You’ve come along way, Glasgow. Yet – one in four are diagnosed with mental illness, according to the mental health foundation worker who stopped me in the street. Did I know anything about mental health illness, he asked? About depression? Do I know anyone who suffers from depression? We are trying to develop alternatives to medication and anti-depressants, he explained. So many people are on anti-depressants. Some will be on them all their lives.

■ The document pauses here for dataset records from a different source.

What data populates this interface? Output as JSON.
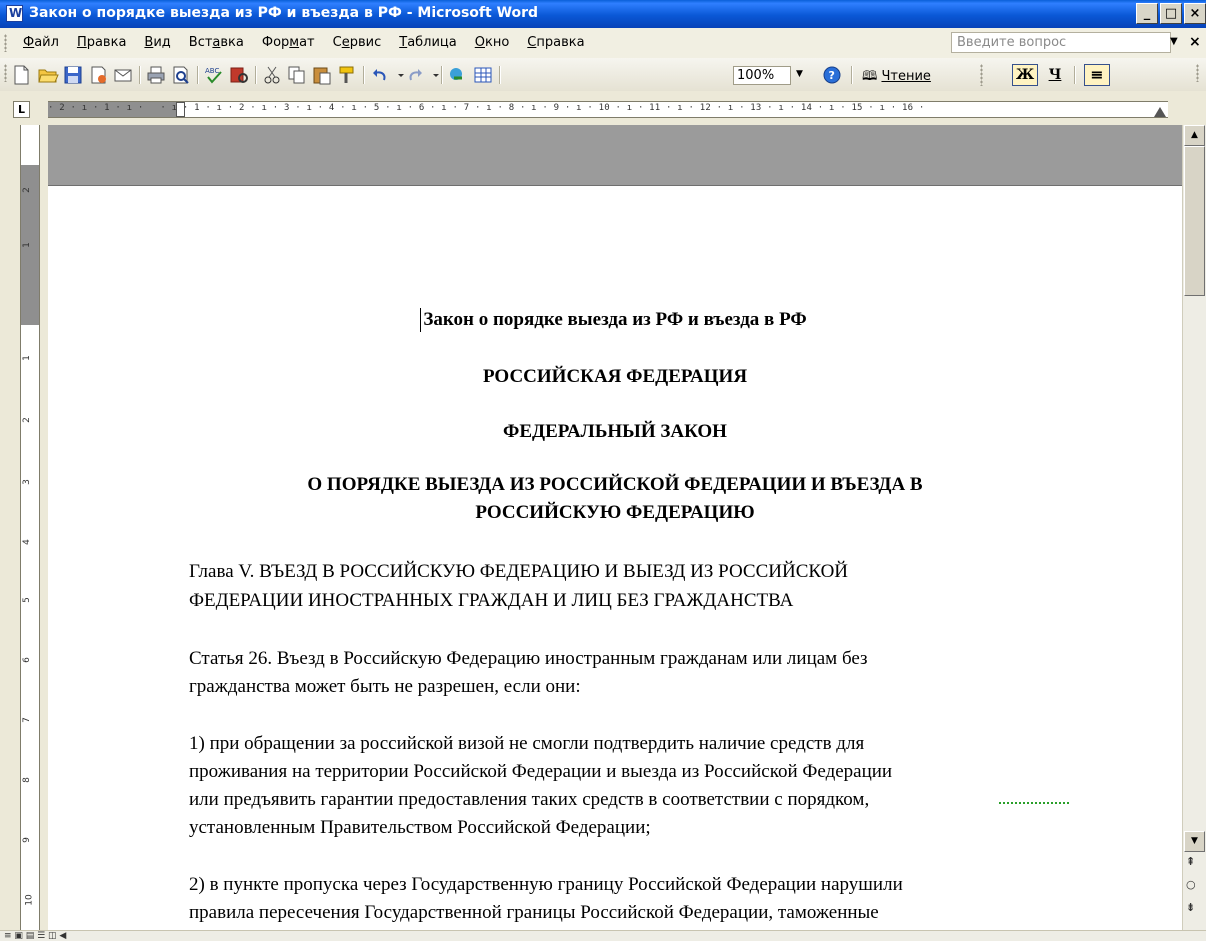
{
  "window": {
    "title": "Закон о порядке выезда из РФ и въезда в РФ - Microsoft Word"
  },
  "menu": [
    {
      "pre": "",
      "u": "Ф",
      "post": "айл"
    },
    {
      "pre": "",
      "u": "П",
      "post": "равка"
    },
    {
      "pre": "",
      "u": "В",
      "post": "ид"
    },
    {
      "pre": "Вст",
      "u": "а",
      "post": "вка"
    },
    {
      "pre": "Фор",
      "u": "м",
      "post": "ат"
    },
    {
      "pre": "С",
      "u": "е",
      "post": "рвис"
    },
    {
      "pre": "",
      "u": "Т",
      "post": "аблица"
    },
    {
      "pre": "",
      "u": "О",
      "post": "кно"
    },
    {
      "pre": "",
      "u": "С",
      "post": "правка"
    }
  ],
  "help": {
    "placeholder": "Введите вопрос"
  },
  "toolbar": {
    "zoom": "100%",
    "read_label": "Чтение",
    "bold": "Ж",
    "underline": "Ч"
  },
  "ruler": {
    "text": "· 2 · ı · 1 · ı ·   · ı · 1 · ı · 2 · ı · 3 · ı · 4 · ı · 5 · ı · 6 · ı · 7 · ı · 8 · ı · 9 · ı · 10 · ı · 11 · ı · 12 · ı · 13 · ı · 14 · ı · 15 · ı · 16 ·"
  },
  "document": {
    "title": "Закон о порядке выезда из РФ и въезда в РФ",
    "h1": "РОССИЙСКАЯ ФЕДЕРАЦИЯ",
    "h2": "ФЕДЕРАЛЬНЫЙ ЗАКОН",
    "h3_line1": "О ПОРЯДКЕ ВЫЕЗДА ИЗ РОССИЙСКОЙ ФЕДЕРАЦИИ И ВЪЕЗДА В",
    "h3_line2": "РОССИЙСКУЮ ФЕДЕРАЦИЮ",
    "chapter_line1": "Глава V. ВЪЕЗД В РОССИЙСКУЮ ФЕДЕРАЦИЮ И ВЫЕЗД ИЗ РОССИЙСКОЙ",
    "chapter_line2": "ФЕДЕРАЦИИ ИНОСТРАННЫХ ГРАЖДАН И ЛИЦ БЕЗ ГРАЖДАНСТВА",
    "article_line1": "Статья 26. Въезд в Российскую Федерацию иностранным гражданам или лицам без",
    "article_line2": "гражданства может быть не разрешен, если они:",
    "p1_line1": "1) при обращении за российской визой не смогли подтвердить наличие средств для",
    "p1_line2": "проживания на территории Российской Федерации и выезда из Российской Федерации",
    "p1_line3": "или предъявить гарантии предоставления таких средств в соответствии с порядком,",
    "p1_line4": "установленным Правительством Российской Федерации;",
    "p2_line1": "2) в пункте пропуска через Государственную границу Российской Федерации нарушили",
    "p2_line2": "правила пересечения Государственной границы Российской Федерации, таможенные"
  }
}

It happened that I did. It happened that I had just come from a return visit to Govan, Govan whose hidden heart and quietly shining light is a place he’d never heard of. A place in the tradition of the Reverend George MacLeod who dedicated himself to Govan’s poor, homeless and dispossessed before founding the Iona Community. A place where love abounds, where questions are not asked, where people are not categorised, where trust is manifest. A place with which I’d joyfully renewed my earlier brief acquaintance from two years previous, where visitors are made as welcome as those for home The Galgael Trust exists, the dispossessed, the sad, the hopeless, the unemployed – and yes, you and me and community. A warm and safe and trusting community, Govan’s shining light and Glasgow’s secret heart.
The founder of The Galgael Trust was also a Macleod – Colin with the enormous vision and even more enormous heart. Colin who loved people. Colin who loved trees, and land, and community. Colin from Lewis, Colin the Gael. Who came to Govan and, seeing the dispossession and oppression of people, put the woodworking skills he learned from the Lakota to the service of Govan’s people and brought together people with traditional skills and a disused building and created an astonishing community built on the values and traditions of the best of Gaeldom.
The story of the community of The Galgael Trust in Govan is inspiring and good reading, and it’s all on their website. So are stories of the traditional sailing ship that they sail on the River Clyde. And the astonishing story of Colin, the Gael whom I never met. Incredibly, Colin’s enormous heart gave out the year before my first chance visit, when he was only 39.
Today The Galgael Trust is carried on in exactly the same way by those whom Colin gathered around him. And I hold them high amongst those who inspire my own life.
The Galgael Trust in Govan. Its worth a visit. Its worth getting to know.
Its Glasgow. Its community. It’s a new economy. And its built on love.